Italy’s Cannon Artes wins $31m Egyptian desalination project
Cannon Artes, the global engineering and construction company, has announced that it has secured a turnkey contract worth US$31 million from the Suez Oil Processing Company (SOPC) to build an integrated desalination and demineralisation plant as part of a modernisation project for SOPC’s Suez refinery.
In a statement, Cannon Artes said that it will design, engineer, manufacture, deliver, commission, and start an integrated water treatment plant for the refinery. The contract is one of the biggest ever performed by the entire Cannon Group, it added.
The project is expected to be delivered by Q4 2024.
The appointment followed on from a 2021 international tender launched by SOPC for a massive desalination and demineralisation plant.
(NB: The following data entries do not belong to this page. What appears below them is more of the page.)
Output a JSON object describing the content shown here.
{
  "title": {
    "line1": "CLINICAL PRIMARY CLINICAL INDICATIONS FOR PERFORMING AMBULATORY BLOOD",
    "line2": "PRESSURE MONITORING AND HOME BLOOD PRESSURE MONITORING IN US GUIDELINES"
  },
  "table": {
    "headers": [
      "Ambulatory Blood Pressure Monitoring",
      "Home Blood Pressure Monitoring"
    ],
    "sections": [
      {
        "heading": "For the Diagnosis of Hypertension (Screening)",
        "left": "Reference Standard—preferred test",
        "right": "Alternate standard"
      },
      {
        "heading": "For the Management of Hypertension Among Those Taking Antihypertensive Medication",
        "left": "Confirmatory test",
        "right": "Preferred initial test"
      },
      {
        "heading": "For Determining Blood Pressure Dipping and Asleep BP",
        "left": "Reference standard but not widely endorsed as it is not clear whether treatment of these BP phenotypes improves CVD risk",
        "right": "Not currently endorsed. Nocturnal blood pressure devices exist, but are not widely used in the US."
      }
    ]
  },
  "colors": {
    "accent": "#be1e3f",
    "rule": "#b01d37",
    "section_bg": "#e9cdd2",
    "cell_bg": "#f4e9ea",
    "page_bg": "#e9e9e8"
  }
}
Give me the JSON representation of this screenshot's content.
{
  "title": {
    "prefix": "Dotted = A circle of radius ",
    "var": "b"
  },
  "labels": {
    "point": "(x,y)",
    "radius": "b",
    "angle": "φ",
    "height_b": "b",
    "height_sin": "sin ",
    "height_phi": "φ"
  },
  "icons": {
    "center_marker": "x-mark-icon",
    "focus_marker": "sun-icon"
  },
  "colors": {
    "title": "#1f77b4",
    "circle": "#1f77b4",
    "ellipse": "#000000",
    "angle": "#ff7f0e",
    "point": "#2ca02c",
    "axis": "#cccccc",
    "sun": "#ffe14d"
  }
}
Only two companies qualified for the commercial phase after an extremely stringent technical screening, and Cannon Artes emerged as the winner for the tender for the supply of the plant.
Cannon Artes emerged as the winner for the tender for the supply of the plant with a value in excess of US$31 million, it continued, pointing out that the plant will be fed with water from the Red Sea.
This water will then be made suitable for various purposes within the refinery, such as using high-purity demineralised seawater to feed high-pressure steam boilers and using low-salinity water as make-up for cooling towers.
Unique Engineering Challenges
“We are excited to use our know-how, expertise, and Italian technology to realise this milestone project for Suez Oil Processing Company,” said Pasquale Punzo, CEO at Cannon Artes.
“The size of this project provides unique engineering challenges that our team is eager to tackle,” he asserted, adding that with an incoming capacity of nearly 30,000 cubic metres per day, and an overall footprint in excess of a football field, the plant will rely on Cannon Artes’ capabilities and experience in both desalination plants and customised solutions for refineries.
Established in 1921, the SOPC refinery, located at the entrance of the Suez Canal on the Red Sea, has a capacity of 68,000 barrels of oil per day. In a bid to boost sustainability through reduced environmental impact and energy efficiency, SOPC secured a €200 million loan from the European Bank for Reconstruction and Development (EBRD).